Spain looking at Aussie ban on social media for kids

Spain is planning to ban social media for children under 16 in a bid to protect young people from the harms of online content.
Prime Minister Pedro Sánchez has blasted the world’s biggest tech companies, saying they have allowed child sex abuse and non-consensual sexualized deepfake images to proliferate on their platforms.
Speaking at the World Government Summit in Dubai on Tuesday, he said governments should also “stop turning a blind eye”.
“Today, our children are faced with a space that they were never meant to navigate alone,” Sánchez said.
“We will not accept this anymore”
Spain joins a growing number of countries, including Australia and France, that have introduced or are considering measures to restrict minors’ access to social media.
In January, France passed a bill banning social media for children under 15, paving the way for the measure to come into force in September of the following school year. The bill also envisions banning the use of mobile phones in high schools.
Australia has implemented the world’s first social media ban on under-16s after its government passed a measure holding platforms such as TikTok, Twitch, Facebook, Snapchat, Reddit, X and Instagram responsible for failing to prevent children from having accounts.
Denmark has introduced similar legislation to ban users under 15 from accessing social media, while the UK said last month it would consider banning young teenagers from social media as it tightened laws designed to protect children from harmful content and excessive screen time.
Sánchez said Spain would require social media companies to enforce the ban with age verification systems — not just checkboxes, but actual barriers that work.
Many social media apps require users to be at least 13 years old, although sanctions vary. Users are often asked to provide their age.

A government spokesman said Spain’s ban would be added to an existing measure focused on the digital protection of minors being debated in parliament. Sánchez said this could happen as early as next week.
It is unclear whether Sánchez’s left-wing coalition can win the necessary approval in parliament, where his government lacks a majority.
A spokesman for the far-right Vox party said the Sánchez government’s measure was aimed at “making sure no one criticizes them”, while the main opposition party, the centre-right People’s Party, said it had proposed similar restrictions last year and had apparently offered its support.
Meta and X, the social media companies that own Facebook and Instagram, did not immediately respond to a request for comment.

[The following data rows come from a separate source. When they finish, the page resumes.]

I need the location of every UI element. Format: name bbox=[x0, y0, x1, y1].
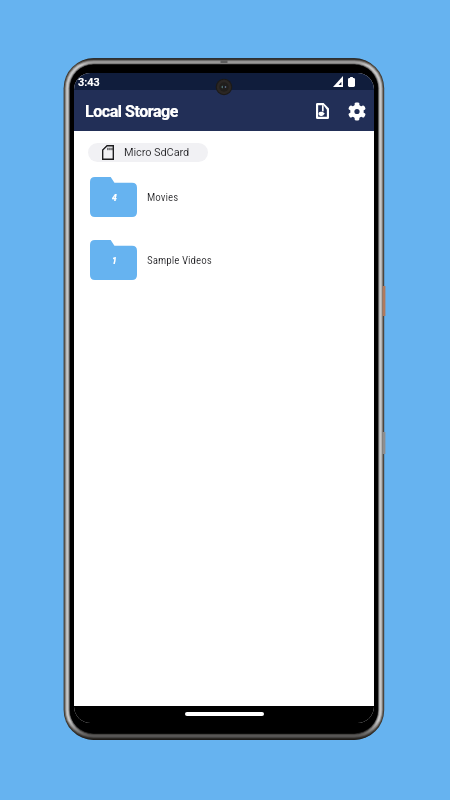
staticText: Movies bbox=[147, 191, 179, 204]
button[interactable]: Settings bbox=[339, 93, 374, 129]
staticText: 4 bbox=[112, 193, 117, 203]
button[interactable]: 4 bbox=[90, 177, 179, 217]
button[interactable]: Micro SdCard bbox=[88, 143, 208, 162]
button[interactable]: 1 bbox=[90, 240, 212, 280]
staticText: Local Storage bbox=[85, 102, 178, 121]
staticText: Sample Videos bbox=[147, 254, 212, 267]
staticText: 3:43 bbox=[78, 76, 100, 89]
staticText: 1 bbox=[112, 256, 117, 266]
staticText: Micro SdCard bbox=[124, 146, 190, 159]
button[interactable]: Storage analysis bbox=[304, 93, 340, 129]
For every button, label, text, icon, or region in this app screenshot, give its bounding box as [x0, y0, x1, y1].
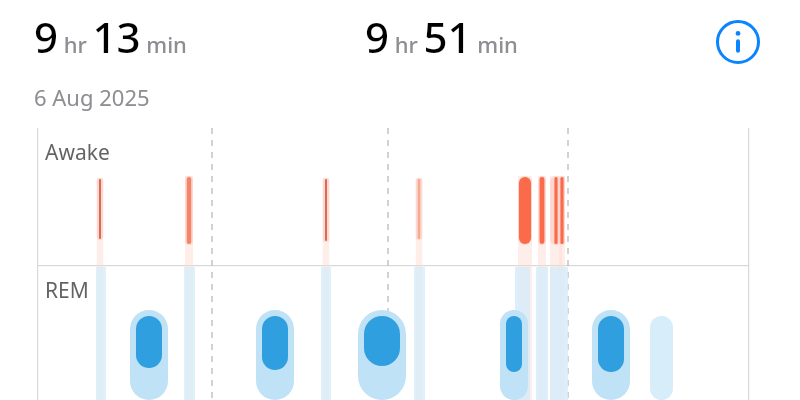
- staticText: 9 hr 13 min: [34, 8, 187, 65]
- button[interactable]: Information: [712, 16, 764, 68]
- staticText: REM: [45, 276, 89, 305]
- staticText: 6 Aug 2025: [34, 82, 150, 112]
- staticText: 9 hr 51 min: [365, 8, 518, 65]
- staticText: Awake: [45, 138, 110, 167]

However, Elon Musk, the billionaire owner of X and the richest man in the world, wrote in his post, “Sánchez is the real fascist totalitarian,” referring to his speech.
Sánchez also said Spain had joined five other European countries in what the Spanish leader called a “coalition of digital bidders” to coordinate the regulation of social media platforms at a multinational level.
In addition, he said Spain would make it a criminal offense to manipulate algorithms to amplify illegal content and hold tech executives accountable for failing to remove criminal content from their platforms.
“There is no longer any need to claim that technology is neutral,” Sánchez said.
Both measures are expected to require parliamentary approval to change Spanish law.